It's common to note that the Apollo 11 guidance computer had just 4K of RAM, less than (a microwave | a toaster | your car keys) whatever the current IoT gizmo of the day is. The complete source code was posted to Github in 2016, to the delight of space geeks everywhere.
(I see that the repo maintainer has been accepting patches all this time, which will be handy when... when... I'm not sure how to finish that sentence. But you see a typo, you fix a typo. I get it.)
I remember the articles popping up a year ago. What I don't remember is this control panel, which I saw last weekend during our Air and Space layover:
I'm pointing at the labels on the left: VERB and NOUN. What?
|Image from NASA via Wikipedia|
A bit of digging turned up this explanation in a Discover article:
Every time the astronauts entered information to activate a program, they interrupted the software program that was running with any of the 100 verb-noun pairs. For example, Verb 37 (verb 3-7-enter) signaled to the computer that there was a pending change of command. Then hitting 3-1-enter would run program 31, the rendezvous targeting program. The crew could request maneuver angles (verb 50, noun 18), monitor the changes while a maneuver was in progress (verb 06, noun 18), or request the velocity change required for the next maneuver (verb 06, noun 84), among other functions, all of which would then display the information numerically on the DSKY.There were also different kinds of verbs, extended and regular. Extended verbs (49 through 99) didn’t need a noun to execute a program; they told the computer to perform a simple operation. Regular verbs (00 – 37) were used to display, monitor, or update data, meaning they needed a noun.-- How Verbs and Nouns Got Apollo to the Moon, Amy Shira Teitel
Can I connect this to the use of verbs and nouns in interactive fiction? No, okay, not directly. But the notion of a verb-and-noun control system has proven durable: CLI shell commands and GUI icon-menu systems are both well-entrenched examples. It seems to be a comfortable model; easy to grasp, lots of power, not too much to memorize.

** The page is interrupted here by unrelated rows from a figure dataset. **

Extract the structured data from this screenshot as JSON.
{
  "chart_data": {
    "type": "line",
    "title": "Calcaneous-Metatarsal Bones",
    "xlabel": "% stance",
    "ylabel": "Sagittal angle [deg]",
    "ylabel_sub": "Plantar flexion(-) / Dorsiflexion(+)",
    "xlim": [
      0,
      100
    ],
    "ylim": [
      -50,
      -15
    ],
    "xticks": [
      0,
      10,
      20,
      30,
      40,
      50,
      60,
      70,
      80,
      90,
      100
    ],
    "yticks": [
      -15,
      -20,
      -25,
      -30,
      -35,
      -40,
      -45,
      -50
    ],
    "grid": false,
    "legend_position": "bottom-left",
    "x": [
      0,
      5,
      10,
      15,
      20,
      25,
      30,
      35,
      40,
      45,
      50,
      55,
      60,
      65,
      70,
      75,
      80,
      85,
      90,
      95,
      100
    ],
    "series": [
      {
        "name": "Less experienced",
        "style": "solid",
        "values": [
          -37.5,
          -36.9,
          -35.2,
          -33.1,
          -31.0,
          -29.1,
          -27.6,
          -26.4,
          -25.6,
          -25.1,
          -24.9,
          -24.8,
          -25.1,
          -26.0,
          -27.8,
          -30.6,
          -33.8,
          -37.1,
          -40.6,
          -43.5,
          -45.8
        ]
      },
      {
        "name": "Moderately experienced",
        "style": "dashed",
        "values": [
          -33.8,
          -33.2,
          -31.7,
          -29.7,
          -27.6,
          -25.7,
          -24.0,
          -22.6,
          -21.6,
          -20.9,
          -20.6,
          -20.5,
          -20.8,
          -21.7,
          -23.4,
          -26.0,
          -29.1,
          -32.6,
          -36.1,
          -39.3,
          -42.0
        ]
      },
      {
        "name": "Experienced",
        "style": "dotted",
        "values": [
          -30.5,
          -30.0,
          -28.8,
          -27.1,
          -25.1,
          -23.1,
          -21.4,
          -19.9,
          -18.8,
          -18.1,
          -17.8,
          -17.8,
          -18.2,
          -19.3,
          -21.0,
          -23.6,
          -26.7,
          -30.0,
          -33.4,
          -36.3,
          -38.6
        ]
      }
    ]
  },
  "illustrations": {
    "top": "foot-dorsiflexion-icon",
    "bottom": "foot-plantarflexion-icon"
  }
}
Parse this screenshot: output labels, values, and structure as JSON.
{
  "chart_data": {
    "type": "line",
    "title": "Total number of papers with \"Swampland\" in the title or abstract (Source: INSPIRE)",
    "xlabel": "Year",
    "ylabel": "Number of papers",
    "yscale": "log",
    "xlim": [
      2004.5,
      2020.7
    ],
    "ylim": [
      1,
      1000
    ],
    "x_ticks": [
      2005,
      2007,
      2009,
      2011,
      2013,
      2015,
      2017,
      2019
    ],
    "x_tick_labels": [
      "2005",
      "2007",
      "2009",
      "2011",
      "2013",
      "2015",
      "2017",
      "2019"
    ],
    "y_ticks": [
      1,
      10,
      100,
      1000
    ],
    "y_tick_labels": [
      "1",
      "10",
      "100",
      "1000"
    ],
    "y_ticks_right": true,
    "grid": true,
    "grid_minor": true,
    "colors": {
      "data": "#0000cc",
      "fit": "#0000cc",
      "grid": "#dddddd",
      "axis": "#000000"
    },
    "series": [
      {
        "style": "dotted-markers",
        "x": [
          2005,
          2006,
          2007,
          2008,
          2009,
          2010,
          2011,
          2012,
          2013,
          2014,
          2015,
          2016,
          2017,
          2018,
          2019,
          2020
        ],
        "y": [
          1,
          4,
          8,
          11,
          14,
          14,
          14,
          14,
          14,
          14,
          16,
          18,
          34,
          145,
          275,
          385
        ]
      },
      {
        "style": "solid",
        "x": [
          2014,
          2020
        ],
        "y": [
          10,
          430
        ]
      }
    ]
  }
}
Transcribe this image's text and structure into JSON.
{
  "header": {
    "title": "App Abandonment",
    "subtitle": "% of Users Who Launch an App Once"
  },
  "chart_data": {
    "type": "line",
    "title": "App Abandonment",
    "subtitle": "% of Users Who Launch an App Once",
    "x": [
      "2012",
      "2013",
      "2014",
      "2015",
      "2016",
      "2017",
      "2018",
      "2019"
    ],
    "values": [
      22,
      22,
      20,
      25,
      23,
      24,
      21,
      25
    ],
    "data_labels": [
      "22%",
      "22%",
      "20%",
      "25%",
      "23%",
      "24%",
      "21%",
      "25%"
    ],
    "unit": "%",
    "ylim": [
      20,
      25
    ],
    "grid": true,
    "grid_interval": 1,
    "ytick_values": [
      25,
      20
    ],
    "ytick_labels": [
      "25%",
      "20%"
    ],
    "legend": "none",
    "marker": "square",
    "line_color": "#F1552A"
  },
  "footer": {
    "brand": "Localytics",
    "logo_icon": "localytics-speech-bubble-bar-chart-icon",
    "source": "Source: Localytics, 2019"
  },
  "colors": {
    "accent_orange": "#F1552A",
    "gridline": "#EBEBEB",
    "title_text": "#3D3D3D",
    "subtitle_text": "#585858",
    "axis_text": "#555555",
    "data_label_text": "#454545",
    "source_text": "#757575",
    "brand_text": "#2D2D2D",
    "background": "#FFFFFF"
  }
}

Two axes seems to be the sweet spot. A one-axis control system is just a row of buttons -- fine for an elevator, no good for anything more complex. Three-axis systems must exist, but I expect they're in highly specialized tools.
(Note that I'm not talking about physical degrees of freedom. Any two-stick shooter uses four control axes, mathematically speaking. That's not weird. I'm talking about systems where you select one of N interestingly different choices, and then apply that to one of M interestingly different choices on the other side: two logical axes.)
Anyway, I have nowhere in particular to go with this. I just thought it was a neat tangent.
You can play with a simulator of the Apollo computer system, but I haven't tried it.